肠上皮细胞(IECs)提供了一个屏障,将黏膜免疫系统与腔微生物群分开。IECs 持续低表达主要组织相容性复合体(MHC)II 类蛋白,这些蛋白在暴露于干扰素 γ 时会上调。我们研究了在具有传染性、葡聚糖硫酸钠(DSS)和 T 细胞诱导的结肠炎的小鼠中特异性缺失 MHCII 蛋白的影响。
我们在 C57BL/6 小鼠(I-Ab)或 Rag1 小鼠(Rag1I-Ab)的 IEC 中破坏组织相容性 2 类抗原 A、β1 基因(H2-Ab1);我们使用 I-Ab 小鼠作为对照。通过给予 DSS、转移 CD4+CD45RB T 细胞或感染柠檬酸杆菌来诱导结肠炎。收集结肠组织并进行组织学、免疫荧光、xMAP 和逆转录聚合酶链反应分析,并生成类器官。通过 16S 扩增子谱分析分析肠道样本中的微生物群(总微生物群和 IgA 包被的微生物群)。通过流式细胞术分析派尔集合淋巴结和固有层中的 IgACD138 浆细胞,并通过下一代测序确定 IgA 库。

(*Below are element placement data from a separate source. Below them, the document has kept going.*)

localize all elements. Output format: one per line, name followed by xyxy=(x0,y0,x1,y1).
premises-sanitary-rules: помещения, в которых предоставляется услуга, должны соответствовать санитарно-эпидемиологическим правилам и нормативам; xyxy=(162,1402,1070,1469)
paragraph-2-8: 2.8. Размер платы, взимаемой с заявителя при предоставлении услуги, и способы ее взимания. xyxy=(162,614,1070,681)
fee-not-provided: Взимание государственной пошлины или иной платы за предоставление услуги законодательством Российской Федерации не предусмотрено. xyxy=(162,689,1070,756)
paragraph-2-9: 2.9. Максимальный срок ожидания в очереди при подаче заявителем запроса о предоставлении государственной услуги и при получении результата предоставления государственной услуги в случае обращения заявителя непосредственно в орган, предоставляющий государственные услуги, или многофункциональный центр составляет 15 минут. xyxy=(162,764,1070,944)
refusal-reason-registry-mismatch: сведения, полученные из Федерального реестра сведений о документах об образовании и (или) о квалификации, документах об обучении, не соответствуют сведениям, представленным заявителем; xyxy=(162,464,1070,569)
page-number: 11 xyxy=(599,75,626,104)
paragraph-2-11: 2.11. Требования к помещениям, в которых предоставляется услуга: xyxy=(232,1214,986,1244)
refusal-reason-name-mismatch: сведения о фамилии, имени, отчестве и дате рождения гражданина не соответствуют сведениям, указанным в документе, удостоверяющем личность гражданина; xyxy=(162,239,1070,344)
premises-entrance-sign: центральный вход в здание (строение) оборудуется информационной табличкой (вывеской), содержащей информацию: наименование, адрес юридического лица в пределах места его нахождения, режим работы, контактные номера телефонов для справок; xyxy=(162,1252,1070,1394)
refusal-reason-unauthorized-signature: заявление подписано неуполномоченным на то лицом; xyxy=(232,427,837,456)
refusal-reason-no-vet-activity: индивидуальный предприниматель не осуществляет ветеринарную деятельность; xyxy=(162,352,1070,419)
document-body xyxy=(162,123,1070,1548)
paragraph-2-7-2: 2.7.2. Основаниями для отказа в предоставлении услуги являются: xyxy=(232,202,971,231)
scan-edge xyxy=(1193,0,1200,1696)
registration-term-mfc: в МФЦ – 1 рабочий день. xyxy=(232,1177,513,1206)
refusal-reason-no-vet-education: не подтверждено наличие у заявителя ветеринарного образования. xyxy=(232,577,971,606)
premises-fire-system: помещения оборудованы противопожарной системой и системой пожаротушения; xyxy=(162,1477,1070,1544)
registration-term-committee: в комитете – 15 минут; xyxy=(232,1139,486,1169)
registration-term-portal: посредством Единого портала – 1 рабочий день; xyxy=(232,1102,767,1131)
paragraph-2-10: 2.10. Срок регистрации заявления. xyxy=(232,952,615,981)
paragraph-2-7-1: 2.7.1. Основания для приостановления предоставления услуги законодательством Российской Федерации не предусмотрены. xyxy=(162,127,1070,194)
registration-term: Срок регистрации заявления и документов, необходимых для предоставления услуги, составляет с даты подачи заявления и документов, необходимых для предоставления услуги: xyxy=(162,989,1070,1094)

与对照小鼠相比,具有 IEC 特异性 MHCII 缺失(I-Ab 小鼠)的小鼠发展出更严重的 DSS 或 T 细胞转移诱导的结肠炎。与对照小鼠相比,I-Ab 小鼠的肠道组织中 IgA 包被细菌的比例较低,感染柠檬酸杆菌后腔分泌型 IgA(SIgA)的浓度降低。I-Ab 与对照小鼠的黏膜 IgA 库没有显著差异,但从 I-Ab 小鼠分离的 SIgA 对培养的柠檬酸杆菌的调理作用比来自 mAb 小鼠的 SIgA 低 50%。50%的 I-Ab 感染柠檬酸杆菌的小鼠死亡,而对照小鼠无一死亡。与 I-Ab 小鼠相比,我们观察到 I-Ab 小鼠粪便中的病原体短暂但显著扩张。
在 DSS 或 T 细胞诱导的结肠炎小鼠中,IEC 中 MHCII 的缺失减少但不能消除黏膜炎症。然而,在柠檬酸杆菌诱导的结肠炎小鼠中,MHCII 的缺失通过减少 IgA 与共生菌和病原菌的结合来降低细菌清除率。